Subject Re: [IB-Architect] Foreign Key indexes
Author Jim Starkey
At 02:54 AM 4/7/00 +0800, Joseph Alba wrote:
>>What do you mean by dense indexes? How do they solve the problem?
>>
>I used the term dense, to contrast it from sparse. Like dense is the antonym
>of sparse, right?
>
>(Also, I was thinking in terms of sparse index - where one pointer to one
>record is kept for a key value, and duplicates are traversed in a linked
>list fashion relative to that first record, versus a dense index where
>duplicates do not have to be traversed in a linked list fashion, because
>there is a pointer to (almost) every record / key combination (thus dense)
>but is much larger than sparse index in size. Not that this sparse/dense is
>applicable to this discussion. But it's just to explain the use of the word
>dense.)
>
>But the main thing is,
>1. Is it not the case that the present Indexing system (sparse) has a worst
>case problem with multiple duplicate keys? I'm thinking in terms of
>algorithm analysis, where some algorithms have a very big gap between its
>best case vis-a-vis its worst case. And its like this with the IB Index
>algorithm - very good with its best case (unique keys with no selectivity
>problems), and very poor with its worst case (keys with many many duplicate
>values - which can occur in the real world with implementing referential
>integrity constraints with foreign keys, where the referenced table size is
>very small compared to the 'referencing' table). Example: implementing a
>referential integrity constraint between a maillist table with millions of
>records to a zipcode table.
>
>2. Would it be possible to conceive of an alternative index system, which
>we'll label as dense - to contrast it with sparse, which will have a pretty
>constant performance (a very small gap between its best case and worst case
>performance), which developers can all on, if they know that their table
>keys will have selectivity problems. (Honestly, I'm thinking of XBase index
>performance where seek performance is pretty constant).
>
>One consideration is, IB is quite an old database system. (There is no
>negative element in the label old, and I love IB). The hardware
>considerations which existed then, like rattling slow disk head movements
>and small hard disk size, might not be such a big deal anymore at this
>stage, given the advances in hard disk technologies. So, the index
>algorithms which might not be applicable at that time might be applicable
>now.
>
>So, the main question / vision is:
>
>Is it possible for IB to have another index system, in addition to the
>present one, so that indexes won't have selectivity issues and would be more
>forgiving to the poor database designers who might have no idea at all what
>'selectivity' means?
>

To answer you questions back to front:

Yes, it is possible to have several index types. This ability has
been used several times to phase in variations in index implementation
without forcing an incompatible ODS change (in all cases, the old
scheme was dropped at the next major ODS change).

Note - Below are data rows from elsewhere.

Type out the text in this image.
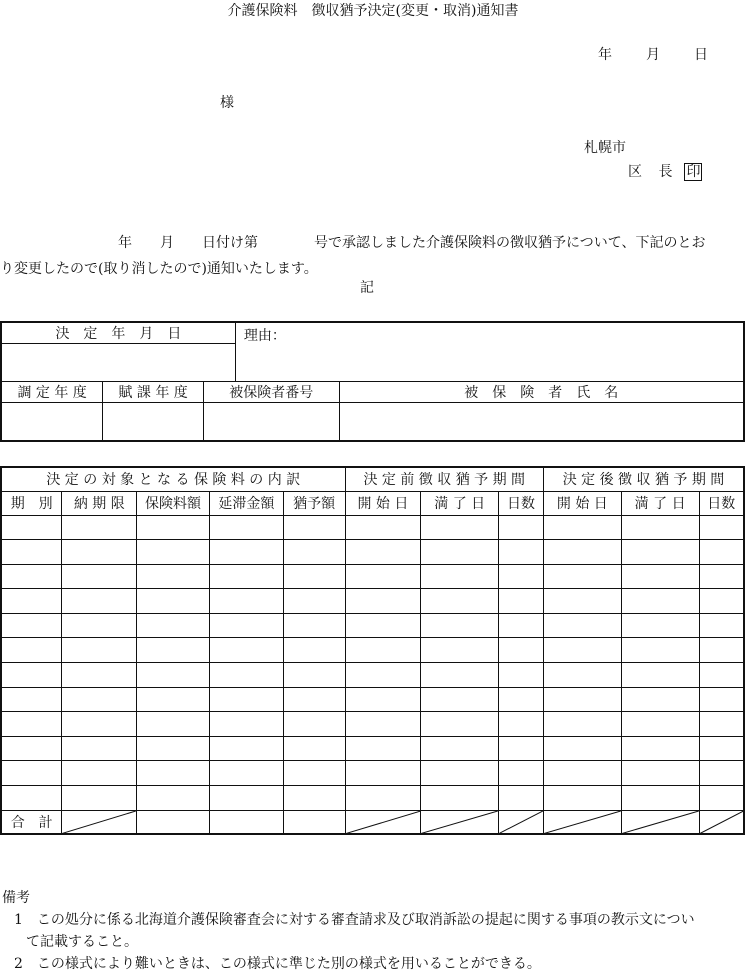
介護保険料　徴収猶予決定(変更・取消)通知書
年 月 日
様
札幌市
区 長 印
年　　月　　日付け第　　　　号で承認しました介護保険料の徴収猶予について、下記のとお
り変更したので(取り消したので)通知いたします。
記
決　定　年　月　日			理由：	

調 定 年 度	賦 課 年 度	被保険者番号		被　保　険　者　氏　名

決 定 の 対 象 と な る 保 険 料 の 内 訳					決 定 前 徴 収 猶 予 期 間			決 定 後 徴 収 猶 予 期 間		
期　別	納 期 限	保険料額	延滞金額	猶予額	開 始 日	満 了 日	日数	開 始 日	満 了 日	日数

合　計	

備考
1　この処分に係る北海道介護保険審査会に対する審査請求及び取消訴訟の提起に関する事項の教示文につい
て記載すること。
2　この様式により難いときは、この様式に準じた別の様式を用いることができる。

The selectivity issues are related to optimizer estimates of
stream cardinality. The problem is that although selectivity
is easy (but not cheap) to computer, maintaining accurate selectivity
is both difficult and expensive. Even maintaining table side is
difficult and expensive, especially in the classic architecture.
[If you wish, I'll explain the reasons for this.] Given inaccurate
cardinality and selectivity, it is obviously impossible for the
optimizer to compute an accurate retrieval cost for every join
order permutation.

I don't believe that are any dense/sparse index scan issues with
the current scheme. I realize that you do, but you don't seem
to know how the current scheme works and you haven't suggested
an alternative, so it is rather difficult to know if you have a
serious suggestion or are just blowing smoke.

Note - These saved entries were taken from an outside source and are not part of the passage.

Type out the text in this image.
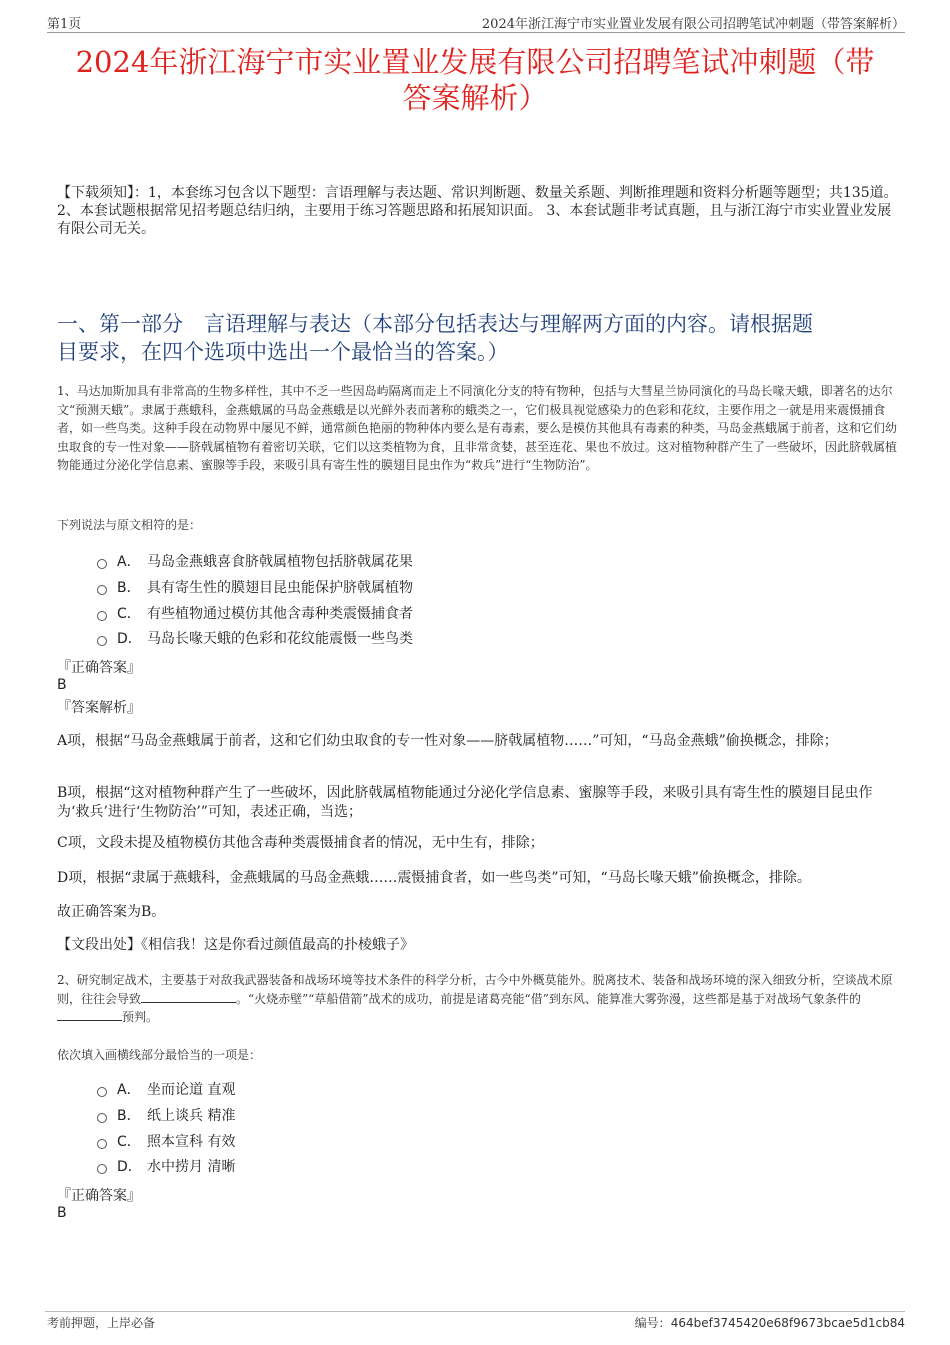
第1页	2024年浙江海宁市实业置业发展有限公司招聘笔试冲刺题（带答案解析）
2024年浙江海宁市实业置业发展有限公司招聘笔试冲刺题（带
答案解析）
【下载须知】：1，本套练习包含以下题型：言语理解与表达题、常识判断题、数量关系题、判断推理题和资料分析题等题型；共135道。 2、本套试题根据常见招考题总结归纳，主要用于练习答题思路和拓展知识面。 3、本套试题非考试真题，且与浙江海宁市实业置业发展有限公司无关。
一、第一部分　言语理解与表达（本部分包括表达与理解两方面的内容。请根据题
目要求，在四个选项中选出一个最恰当的答案。）
1、马达加斯加具有非常高的生物多样性，其中不乏一些因岛屿隔离而走上不同演化分支的特有物种，包括与大彗星兰协同演化的马岛长喙天蛾，即著名的达尔文“预测天蛾”。隶属于燕蛾科，金燕蛾属的马岛金燕蛾是以光鲜外表而著称的蛾类之一，它们极具视觉感染力的色彩和花纹，主要作用之一就是用来震慑捕食者，如一些鸟类。这种手段在动物界中屡见不鲜，通常颜色艳丽的物种体内要么是有毒素，要么是模仿其他具有毒素的种类，马岛金燕蛾属于前者，这和它们幼虫取食的专一性对象——脐戟属植物有着密切关联，它们以这类植物为食，且非常贪婪，甚至连花、果也不放过。这对植物种群产生了一些破坏，因此脐戟属植物能通过分泌化学信息素、蜜腺等手段，来吸引具有寄生性的膜翅目昆虫作为“救兵”进行“生物防治”。
下列说法与原文相符的是：
A． 马岛金燕蛾喜食脐戟属植物包括脐戟属花果
B． 具有寄生性的膜翅目昆虫能保护脐戟属植物
C． 有些植物通过模仿其他含毒种类震慑捕食者
D． 马岛长喙天蛾的色彩和花纹能震慑一些鸟类
『正确答案』
B
『答案解析』
A项，根据“马岛金燕蛾属于前者，这和它们幼虫取食的专一性对象——脐戟属植物……”可知，“马岛金燕蛾”偷换概念，排除；
B项，根据“这对植物种群产生了一些破坏，因此脐戟属植物能通过分泌化学信息素、蜜腺等手段，来吸引具有寄生性的膜翅目昆虫作为‘救兵’进行‘生物防治’”可知，表述正确，当选；
C项，文段未提及植物模仿其他含毒种类震慑捕食者的情况，无中生有，排除；
D项，根据“隶属于燕蛾科，金燕蛾属的马岛金燕蛾……震慑捕食者，如一些鸟类”可知，“马岛长喙天蛾”偷换概念，排除。
故正确答案为B。
【文段出处】《相信我！这是你看过颜值最高的扑棱蛾子》
2、研究制定战术，主要基于对敌我武器装备和战场环境等技术条件的科学分析，古今中外概莫能外。脱离技术、装备和战场环境的深入细致分析，空谈战术原则，往往会导致	。“火烧赤壁”“草船借箭”战术的成功，前提是诸葛亮能“借”到东风、能算准大雾弥漫，这些都是基于对战场气象条件的预判。
依次填入画横线部分最恰当的一项是：
A． 坐而论道 直观
B． 纸上谈兵 精准
C． 照本宣科 有效
D． 水中捞月 清晰
『正确答案』
B
考前押题，上岸必备	编号：464bef3745420e68f9673bcae5d1cb84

Disks haven't changed as much as you might think. Density has
gone through the ceiling, of course, but that relates only to
transfer rate, which has never been a significant factor. The
two significant factors are rotational delay and seek time. The
2311 drive that shipped on IBM 360s in 1965 was probably 2400 rpm.
Current fast drives are 7200 rpm. That's a factor of three. The
seek times are probably comparable given that the power required
to move the actuator goes up with the fourth power of the speed.
The problem with modern small disk is not power, per se, but the
inability of the drive to disipate heat. So modern disks are
probably somewhere between two and four times faster that museum
relics. On the other hand, a 750 MHz is probably a thousand times
the speed of the 360/30 that drove the 2311. As seen from the
processor, the disk a hundreds of times slower than in days of
yore.



Jim Starkey